On September 27, 2019, Denis Márquez, a member of Puerto Rico’s House of Representatives, told the staff of Pulso Estudiantil, a student-run newspaper based at the University of Puerto Rico, that the island’s Justice Department had acquired information from the paper’s Facebook account, as well as from Diálogo UPR and the Center for Student Communication, two other student-run outlets, according to news reports and a report by the U.S. Press Freedom Tracker, a CPJ partner.
Facebook turned over about 1,500 pages of information, specifically covering the accounts’ activities from April 26 to 28, 2017, including private messages that journalists exchanged with sources, location data from accounts tied to the outlets, and the contact information and credit card information of the publications’ administrators, according to those news reports and a copy of the Justice Department warrant, which CPJ reviewed.
The warrant barred Facebook from disclosing the Justice Department request for 90 days, but Facebook did not notify any of the outlets even after that deadline had expired, according to the Press Freedom Tracker.
In April 2017, Diálogo UPR, Pulso Estudiantil, and the Center for Student Communication had covered student protests against austerity measures imposed by the island’s Financial Oversight Management Board.
The information was collected by Puerto Rico’s Justice Department for use in a trial against seven student protesters on charges including illegal assembly, rioting, and intimidation of public officers, according to The Intercept.
Pulso Estudiantil is an independent publication formed by a group of university students in 2014, which reports on campus events, local politics, and culture, co-founder Roberto Nava told CPJ in an interview. Diálogo UPR was founded in 1986 as a semi-independent publication owned by the University of Puerto Rico in San Juan, according to the publication’s website. The Center for Student Communication is an independent student-run activist group and news website that has covered student activism on the Río Piedras Campus since 2011, according to the center’s Facebook page, which has not been updated since November 2019. CPJ messaged the center on Facebook for comment, but did not receive any response.
Víctor Rodríguez Velázquez, who was director of Diálogo UPR during the protests in April 2017, told CPJ that his newsroom learned about the warrant from Marisol Nazario, a journalist at Pulso Estudiantil, after Márquez told that outlet’s staff.
“We trust social media, not just for work purposes, but as individuals. I could not stop thinking about losing my sources’ trust,” Rodríguez told CPJ. “I thought that they wouldn’t rely on us ever again thinking that the [territorial] government has spied on us.”

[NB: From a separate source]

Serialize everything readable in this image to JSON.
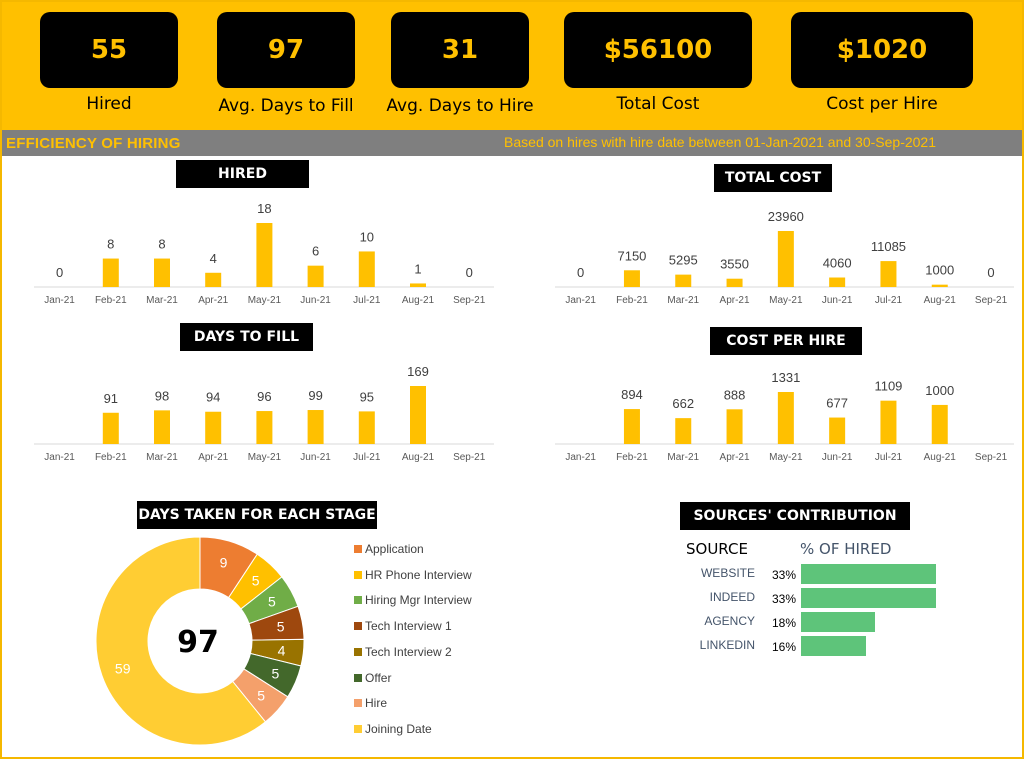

The search warrant was submitted on May 5, 2017, by an unidentified agent in the police cybercrime unit and signed by Superior Court Judge Rafael E. Jimenez-Rivera.
The agent wrote that obtaining the pages’ chat histories and other information would “help us in the investigation, not only by proving the event captured in the videos we are requesting but by allowing us to understand the nature of the interaction between these pages and their visitors, and between the page visitors, which could also contain evidence of the commission of crimes.”
In April 2019, the university administration closed Diálogo UPR due to budget cuts, according to Odalis Rivera Montalvo, who worked as the paper’s editor for 29 years. Rivera told CPJ that she suspects the university actually closed the publication for political reasons.
CPJ emailed and called the university, but did not receive any response. CPJ emailed Facebook for comment, but did not receive any response.
Brenda Quijano Arroyo, the director of the Puerto Rican Justice Department’s media department, told CPJ in an email that the search warrants were sought “in compliance with constitutional standards” and that the Justice Department “did not target media organizations.”